3. Rendahnya pelayanan kesehatan kepada kelompok masyarakat miskin dan terpencil.

Penyakit infeksi yang merupakan penyebab utama kematian pada bayi dan anak balita, seperti infeksi saluran pernapasan akut (ISPA), diare, tetanus neonatorum, dan penyulit kelahiran lebih sering terjadi pada kelompok masyarakat ini. Penyakit lain yang banyak diderita oleh kelompok ini adalah penyakit tuberkolosis paru, demam berdarah, dan malaria. Rendahnya status kesehatan penduduk miskin dan terpencil terutama disebabkan oleh terbatasnya akses terhadap pelayanan kesehatan karena kendala geografis dan kendala biaya. Kendala geografis karena banyak terdiri dari pulau-pulau kecil dan daerah pedalaman dengan keterbatasan transportasi, sedangkan kendala biaya karena ketidakmampuan untuk membiayai jasa kesehatan serta belum adanya arusansi kesehatan bagi kelompok masyarakat ini.

4. Terbatasnya kualitas dan jumlah sumber daya tenaga kesehatan dan distribusi tidak merata.

Ada Puskesmas yang belum memiliki dokter dan tenaga kesehatan masyarakat. Demikian pula belum adanya dokter spesialis yang dibutuhkan pada lokasi pelayanan kesehatan masyarakat untuk kasus-kasus mendesak. Selain itu terbatasnya kualitas sumber daya tenaga kesehatan serta distribusinya yang tidak merata. Juga rendahnya kinerja pelayanan kesehatan oleh dokter dan tenaga kesehatan masyarakat dengan beberapa indikasi, seperti proporsi pertolongan persalinan oleh tenaga kesehatan, proporsi bayi yang mendapatkan imunisasi campak, dan proporsi penemuan kasus tuberkolosis paru.

5. Rendahnya perilaku masyarakat untuk menumbuhkan budaya hidup bersih dan sehat berdasarkan sumberdaya lokal.
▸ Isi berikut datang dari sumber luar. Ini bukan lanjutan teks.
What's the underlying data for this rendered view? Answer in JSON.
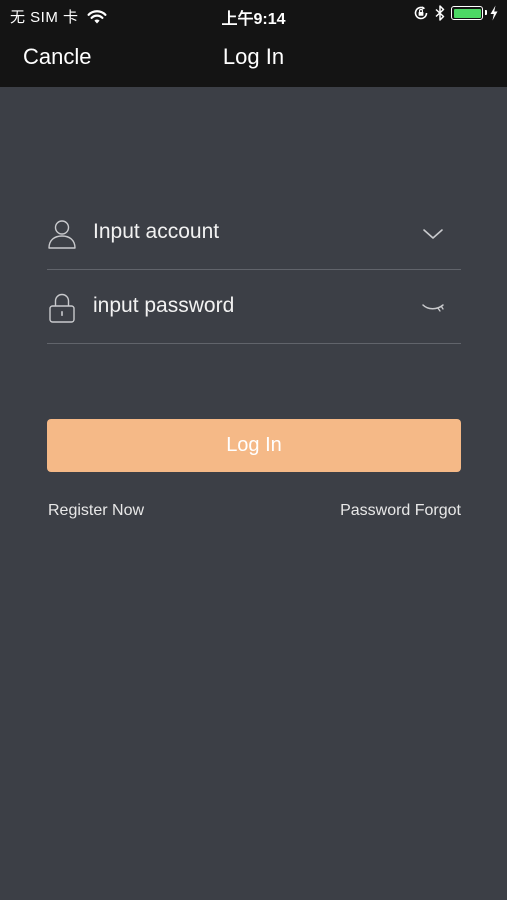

Perilaku hidup bersih dan sehat masyarakat merupakan salah satu faktor penting untuk mendukung peningkatan status kesehatan penduduk. Perilaku masyarakat tidak sehat berupa kebiasaan merokok, rendahnya pemberian Air Susu Ibu (ASI), tingginya prevalensi gizi kurang dan gizi lebih pada anak balita, serta kecenderungan meningkatnya jumlah penderita HIV/AIDS, penderita penyalahgunaan Narkotika, Psikotropika, Zat Aditif (NAPZA) dan kematian akibat kecelakaan. Demikian pula masih rendahnya pemahaman akan perilaku-perilaku buruk tersebut dan terbatasnya penyuluhan dari berbagai pihak akan dampak negatifnya bagi kesehatan.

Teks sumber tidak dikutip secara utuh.